Časopis ARS 39 (2006) 1

Daniel GRÚŇ

Zmysel negácie. Nefiguratívny výtvarný prejav a avantgardné princípy v teórii Oskára Čepana
[Meaning of Negation. Nonfigurative Art and Avant-Garde Principles in Oskár Čepan’s Art Theory]

(Resumé)

During the 1960s, literary theorist and historian Oskár Čepan (1925 – 1992) developed theoretical devices for the interpretation of abstract art, analysing works by the Bratislava artistic group Konfrontácie. At the same time, he examined Russian Constructivism and Suprematism (the abstract creations and writings of Kazimir Malevitch and Vladimir Tatlin) and works by Russian emigrants Vasily Kandinsky and Sergei Charchoun. His concern with the primary language and signs of visual abstraction attracted him to becoming a critic of contemporary Slovak abstract artists. The subject of my study deals with the style, methodological foundations and motivations of Oskár Čepan’s interpretations of abstract works of art. The marginal position of his essays within the Slovak art criticism of the decade does not mean that they are historically unimportant or lower quality. One must consider them within the officially-favored notion of art and cultural policy in communist Czechoslovakia, which did not support the theory and practice of abstract art. Furthermore, monographical studies on works of Rudolf Fila, Marián Čunderlík and Vladimir Tatlin were prohibited from being published at the beginning of the 1970s.

One of the study’s initial proposals is an examina¬tion of the relation of avant-garde principles to the formalist method, focusing on composition, structure, material qualities and the function of the artwork. My aim is to clarify the continuity of interpretative vehicles developed by the Prague Lingvistic Group, particularly in studies of Jan Mukařovský and Roman Jacobson. These vehicles were implemented by Oskár Čepan in combination with the terms of late Freudian psychoanalysis and the notion of montage, which came from Russian avant-garde film maker and theorist Sergei Eisenstein. In order to comprehend the way Oskár Čepan composes the language of abstract art and its theoretical foundations, I analyse central terms of his theory and their employment. I focus on his notion of the nonfigurative picture as a system of sign representation, the device of which is the semantic quality of painterly gesture. This gesture, according to Čepan, carries not only the expression and meaning of the picture, but also reflects independence of the creative artist’s subject and keeps the outer world under control. Oskár Čepan elaborated on the theory of painterly gesture in his essay on works of Rudolf Fila entitled “Painter between Eros and Thanatos”, which is regarded as the most profound monographical analysis of the period. The central argument for analysing abstract artwork is his claim that the language of abstraction is universal, having human dimensions and human perspective. This demand for universality was elaborated under the term “anthropological constant” in his interpretations of works by Slovak abstract artists.

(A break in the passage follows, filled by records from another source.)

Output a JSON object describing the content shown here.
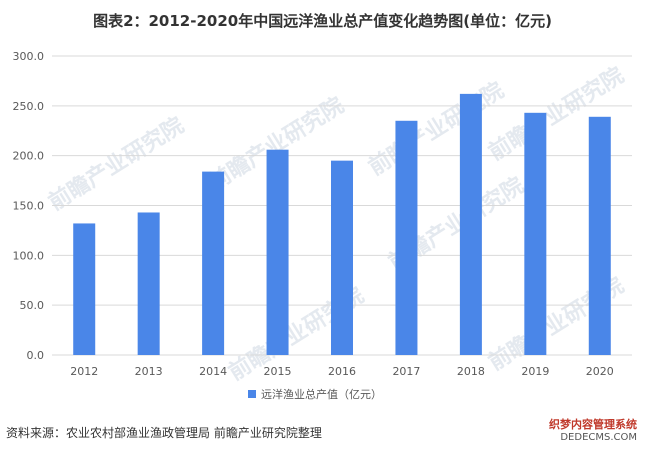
{
  "title": "图表2：2012-2020年中国远洋渔业总产值变化趋势图(单位：亿元)",
  "source": "资料来源：农业农村部渔业渔政管理局 前瞻产业研究院整理",
  "watermark_text": "前瞻产业研究院",
  "corner_badge": {
    "top": "织梦内容管理系统",
    "bottom": "DEDECMS.COM"
  },
  "colors": {
    "bar": "#4a86e8",
    "grid": "#d9d9d9",
    "text": "#595959",
    "title": "#333333"
  },
  "chart_data": {
    "type": "bar",
    "title": "图表2：2012-2020年中国远洋渔业总产值变化趋势图(单位：亿元)",
    "categories": [
      "2012",
      "2013",
      "2014",
      "2015",
      "2016",
      "2017",
      "2018",
      "2019",
      "2020"
    ],
    "series": [
      {
        "name": "远洋渔业总产值（亿元）",
        "values": [
          132,
          143,
          184,
          206,
          195,
          235,
          262,
          243,
          239
        ]
      }
    ],
    "yticks": [
      "0.0",
      "50.0",
      "100.0",
      "150.0",
      "200.0",
      "250.0",
      "300.0"
    ],
    "ylim": [
      0,
      300
    ],
    "grid": true,
    "legend_position": "bottom"
  }
}
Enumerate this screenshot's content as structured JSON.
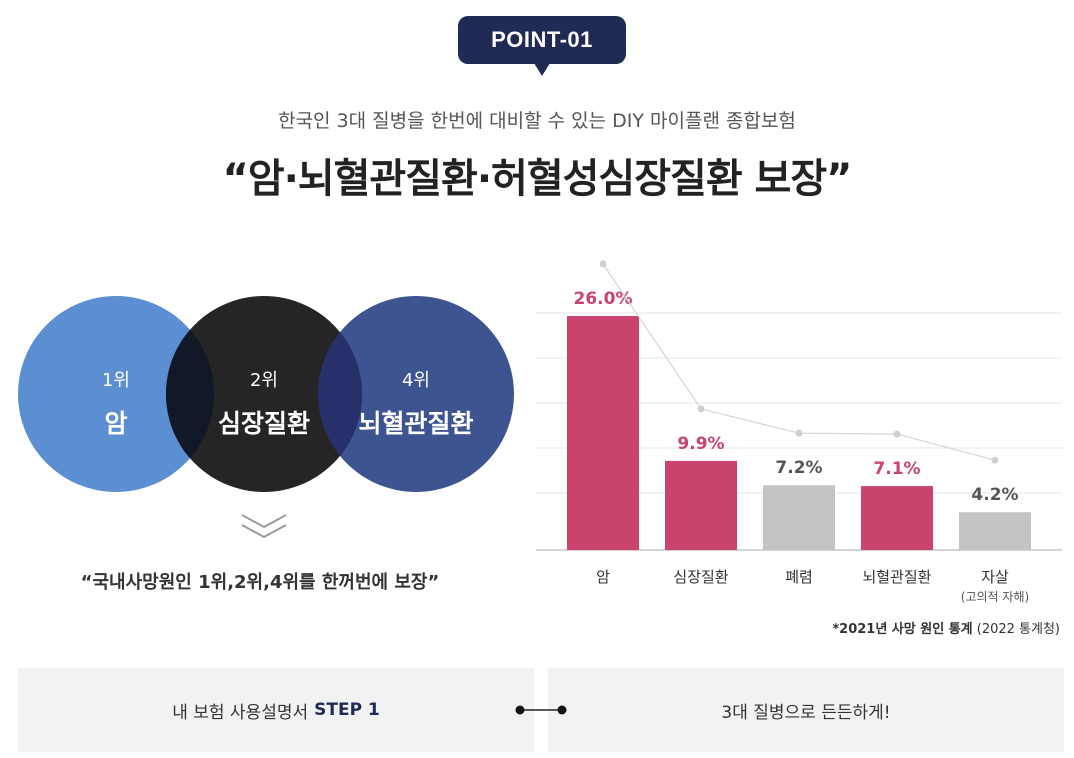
{
  "badge": "POINT-01",
  "subtitle": "한국인 3대 질병을 한번에 대비할 수 있는 DIY 마이플랜 종합보험",
  "headline": "“암·뇌혈관질환·허혈성심장질환 보장”",
  "venn": {
    "items": [
      {
        "rank": "1위",
        "name": "암",
        "color": "#5b8fd1"
      },
      {
        "rank": "2위",
        "name": "심장질환",
        "color": "#252525"
      },
      {
        "rank": "4위",
        "name": "뇌혈관질환",
        "color": "#3d5490"
      }
    ]
  },
  "caption": "“국내사망원인 1위,2위,4위를 한꺼번에 보장”",
  "chart_data": {
    "type": "bar",
    "categories": [
      "암",
      "심장질환",
      "폐렴",
      "뇌혈관질환",
      "자살"
    ],
    "category_sublabels": [
      "",
      "",
      "",
      "",
      "(고의적 자해)"
    ],
    "values": [
      26.0,
      9.9,
      7.2,
      7.1,
      4.2
    ],
    "value_labels": [
      "26.0%",
      "9.9%",
      "7.2%",
      "7.1%",
      "4.2%"
    ],
    "bar_colors": [
      "#c8446c",
      "#c8446c",
      "#c4c4c4",
      "#c8446c",
      "#c4c4c4"
    ],
    "label_colors": [
      "#c8446c",
      "#c8446c",
      "#555555",
      "#c8446c",
      "#555555"
    ],
    "trend_line": true,
    "ylim": [
      0,
      30
    ],
    "grid": true
  },
  "source": {
    "bold": "*2021년 사망 원인 통계",
    "rest": " (2022 통계청)"
  },
  "steps": {
    "left_text": "내 보험 사용설명서",
    "left_strong": "STEP 1",
    "right_text": "3대 질병으로 든든하게!"
  }
}
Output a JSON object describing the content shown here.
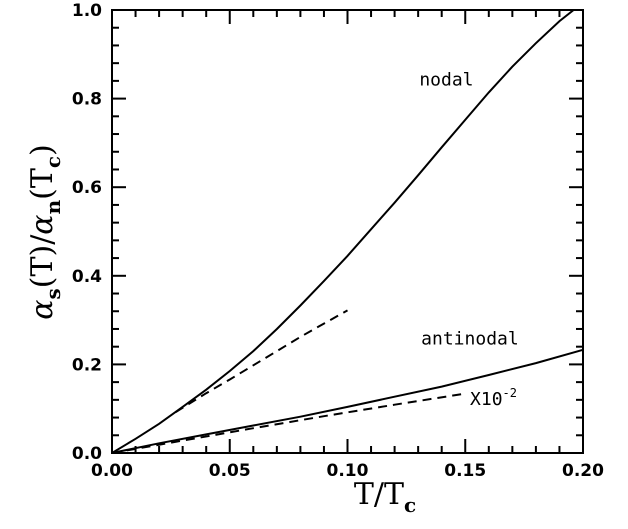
{
  "chart_data": {
    "type": "line",
    "xlabel": {
      "main": "T/T",
      "sub": "c"
    },
    "ylabel": {
      "parts": [
        {
          "text": "α",
          "kind": "greek"
        },
        {
          "text": "s",
          "kind": "sub"
        },
        {
          "text": "(T)/",
          "kind": "normal"
        },
        {
          "text": "α",
          "kind": "greek"
        },
        {
          "text": "n",
          "kind": "sub"
        },
        {
          "text": "(T",
          "kind": "normal"
        },
        {
          "text": "c",
          "kind": "sub"
        },
        {
          "text": ")",
          "kind": "normal"
        }
      ]
    },
    "xlim": [
      0,
      0.2
    ],
    "ylim": [
      0,
      1.0
    ],
    "x_ticks": [
      "0.00",
      "0.05",
      "0.10",
      "0.15",
      "0.20"
    ],
    "y_ticks": [
      "0.0",
      "0.2",
      "0.4",
      "0.6",
      "0.8",
      "1.0"
    ],
    "grid": false,
    "series": [
      {
        "style": "solid",
        "x": [
          0,
          0.01,
          0.02,
          0.03,
          0.04,
          0.05,
          0.06,
          0.07,
          0.08,
          0.09,
          0.1,
          0.11,
          0.12,
          0.13,
          0.14,
          0.15,
          0.16,
          0.17,
          0.18,
          0.19,
          0.196
        ],
        "y": [
          0,
          0.032,
          0.066,
          0.104,
          0.143,
          0.185,
          0.23,
          0.28,
          0.333,
          0.388,
          0.445,
          0.505,
          0.565,
          0.627,
          0.69,
          0.752,
          0.814,
          0.872,
          0.925,
          0.975,
          1.0
        ]
      },
      {
        "style": "dashed",
        "x": [
          0.027,
          0.04,
          0.05,
          0.06,
          0.07,
          0.08,
          0.09,
          0.1
        ],
        "y": [
          0.092,
          0.135,
          0.166,
          0.198,
          0.23,
          0.262,
          0.292,
          0.322
        ]
      },
      {
        "style": "solid",
        "x": [
          0,
          0.02,
          0.04,
          0.06,
          0.08,
          0.1,
          0.12,
          0.14,
          0.16,
          0.18,
          0.2
        ],
        "y": [
          0,
          0.022,
          0.042,
          0.062,
          0.082,
          0.104,
          0.127,
          0.15,
          0.176,
          0.203,
          0.233
        ]
      },
      {
        "style": "dashed",
        "x": [
          0,
          0.03,
          0.06,
          0.09,
          0.12,
          0.15
        ],
        "y": [
          0,
          0.028,
          0.056,
          0.083,
          0.109,
          0.134
        ]
      }
    ],
    "annotations": [
      {
        "text": "nodal",
        "x": 0.142,
        "y": 0.83
      },
      {
        "text": "antinodal",
        "x": 0.152,
        "y": 0.245
      },
      {
        "text": "X10",
        "sup": "-2",
        "x": 0.162,
        "y": 0.108
      }
    ]
  }
}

My analysis of Oskár Čepan’s most important studies is provided in comparison to art criticism of the decade and research of other scholars in the field of Russian avant-gardes in Czechoslovakia. In particular, I concentrate on analogies between his theory of modern literature, published in book “Literary Bagatelles”, and steps of his interpretation regarding abstract art. For Oskár Čepan, the motif of negation represents the decline of traditional aesthetic systems and the proposition of new ones and seems to be crucial for his theory. Negation is also related to the construction of artwork as well the term montage as a guarantee of avant-garde principals in the sphere of literature and visual arts. In conclusion, it is important to ask why is it important to the history of Slovak art to write this kind of interdisciplinary study. On one hand, Čepan in his writings developed something like a realm of freedom; on the other hand, although rather marginal and fragmentary, his theory represents an interesting contribution to the comparative study of visual images and words for the period of late modernism in East-Central Europe.